As I started exploring recipes for things I had always bought and never made, my favorite women’s magazine, Real Simple, provided a super simple recipe for just such a thing: pickles!
Bread and butter, dill, garlic, gherkins…I am pretty much a fan of all pickles. I always thought pickling would require special jars, tedious processes, sterilization…
But Real Simple set me straight. No special equipment and I even fudged some of the ingredients and the pickles still came out yummy.

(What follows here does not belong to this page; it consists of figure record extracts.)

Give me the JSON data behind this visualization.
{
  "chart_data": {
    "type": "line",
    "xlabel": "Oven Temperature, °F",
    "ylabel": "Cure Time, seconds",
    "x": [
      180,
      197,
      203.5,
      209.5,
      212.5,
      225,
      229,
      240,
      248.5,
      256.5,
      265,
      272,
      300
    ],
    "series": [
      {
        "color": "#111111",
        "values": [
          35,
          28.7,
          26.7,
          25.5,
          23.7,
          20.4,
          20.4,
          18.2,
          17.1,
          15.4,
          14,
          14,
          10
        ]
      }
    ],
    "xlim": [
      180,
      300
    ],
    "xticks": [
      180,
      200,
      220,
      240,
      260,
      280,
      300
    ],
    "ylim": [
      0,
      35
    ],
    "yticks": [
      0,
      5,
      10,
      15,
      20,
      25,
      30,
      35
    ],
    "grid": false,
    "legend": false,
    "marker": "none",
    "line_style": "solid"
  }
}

Very crisp and flavorful when I let them marinate for 3 or 4 days.
Here is the link and the recipe and a great way to use up some summer cucumbers:
Almost Hands-Free Dill Pickles
Makes 16 spears Hands-On Time: 05m
Ingredients
- 4 Kirby cucumbers (about 1 pound), quartered lengthwise (I used non-Kirby cukes)
- 3/4 cup white wine vinegar
- 1/4 small sweet onion (such as Vidalia or Walla Walla), thinly sliced (I also didn’t have any onion to add…)

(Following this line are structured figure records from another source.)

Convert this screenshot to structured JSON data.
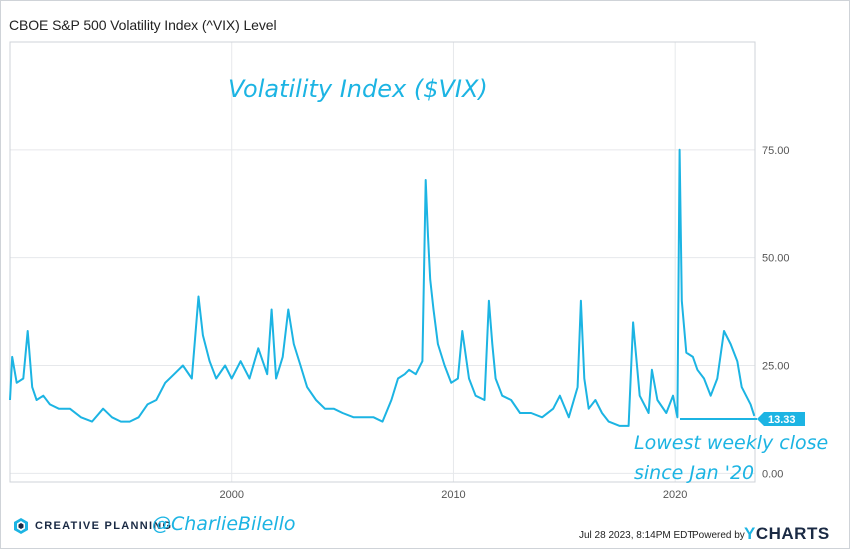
{
  "chart_data": {
    "type": "line",
    "title": "CBOE S&P 500 Volatility Index (^VIX) Level",
    "annotation_title": "Volatility Index ($VIX)",
    "annotation_note_line1": "Lowest weekly close",
    "annotation_note_line2": "since Jan '20",
    "last_value_label": "13.33",
    "last_value": 13.33,
    "y_ticks": [
      "0.00",
      "25.00",
      "50.00",
      "75.00"
    ],
    "y_tick_values": [
      0,
      25,
      50,
      75
    ],
    "x_ticks": [
      "2000",
      "2010",
      "2020"
    ],
    "x_tick_values": [
      2000,
      2010,
      2020
    ],
    "xlim": [
      1990.0,
      2023.6
    ],
    "ylim": [
      -2,
      100
    ],
    "grid": true,
    "series": [
      {
        "color": "#1cb4e3",
        "x": [
          1990.0,
          1990.1,
          1990.3,
          1990.6,
          1990.8,
          1991.0,
          1991.2,
          1991.5,
          1991.8,
          1992.2,
          1992.7,
          1993.2,
          1993.7,
          1994.2,
          1994.6,
          1995.0,
          1995.4,
          1995.8,
          1996.2,
          1996.6,
          1997.0,
          1997.4,
          1997.8,
          1998.2,
          1998.5,
          1998.7,
          1999.0,
          1999.3,
          1999.7,
          2000.0,
          2000.4,
          2000.8,
          2001.2,
          2001.6,
          2001.8,
          2002.0,
          2002.3,
          2002.55,
          2002.8,
          2003.1,
          2003.4,
          2003.8,
          2004.2,
          2004.6,
          2005.0,
          2005.5,
          2006.0,
          2006.4,
          2006.8,
          2007.2,
          2007.5,
          2007.8,
          2008.0,
          2008.3,
          2008.6,
          2008.75,
          2008.85,
          2008.95,
          2009.1,
          2009.3,
          2009.6,
          2009.9,
          2010.2,
          2010.4,
          2010.7,
          2011.0,
          2011.4,
          2011.6,
          2011.75,
          2011.9,
          2012.2,
          2012.6,
          2013.0,
          2013.5,
          2014.0,
          2014.5,
          2014.8,
          2015.2,
          2015.6,
          2015.75,
          2015.9,
          2016.1,
          2016.4,
          2016.7,
          2017.0,
          2017.5,
          2017.9,
          2018.1,
          2018.4,
          2018.8,
          2018.95,
          2019.2,
          2019.6,
          2019.9,
          2020.1,
          2020.2,
          2020.3,
          2020.5,
          2020.8,
          2021.0,
          2021.3,
          2021.6,
          2021.9,
          2022.2,
          2022.5,
          2022.8,
          2023.0,
          2023.2,
          2023.4,
          2023.57
        ],
        "y": [
          17,
          27,
          21,
          22,
          33,
          20,
          17,
          18,
          16,
          15,
          15,
          13,
          12,
          15,
          13,
          12,
          12,
          13,
          16,
          17,
          21,
          23,
          25,
          22,
          41,
          32,
          26,
          22,
          25,
          22,
          26,
          22,
          29,
          23,
          38,
          22,
          27,
          38,
          30,
          25,
          20,
          17,
          15,
          15,
          14,
          13,
          13,
          13,
          12,
          17,
          22,
          23,
          24,
          23,
          26,
          68,
          55,
          45,
          38,
          30,
          25,
          21,
          22,
          33,
          22,
          18,
          17,
          40,
          30,
          22,
          18,
          17,
          14,
          14,
          13,
          15,
          18,
          13,
          20,
          40,
          22,
          15,
          17,
          14,
          12,
          11,
          11,
          35,
          18,
          14,
          24,
          17,
          14,
          18,
          13,
          75,
          40,
          28,
          27,
          24,
          22,
          18,
          22,
          33,
          30,
          26,
          20,
          18,
          16,
          13.33
        ]
      }
    ]
  },
  "footer": {
    "brand": "CREATIVE PLANNING",
    "handle": "@CharlieBilello",
    "timestamp": "Jul 28 2023, 8:14PM EDT.",
    "powered_by": "Powered by",
    "logo_y": "Y",
    "logo_rest": "CHARTS"
  },
  "colors": {
    "accent": "#1cb4e3",
    "brand_dark": "#1a2a44"
  }
}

- 2 cloves garlic, smashed
- 2 tablespoons sugar
- 1 teaspoon dill seed
- 1 teaspoon black peppercorns
- 1 bay leaf
- kosher salt
Directions
- Place the cucumbers in a 1-quart jar or some other container with a tight-fitting lid.
- In a bowl, combine the vinegar, onion, garlic, sugar, dill seed, peppercorns, bay leaf, 2 teaspoons salt, and ¾ cup hot tap water. Stir until the sugar dissolves.
- Pour the vinegar mixture into the jar with the cucumbers, cover, and refrigerate for at least 1 day before serving. The pickles will last up to 1 week.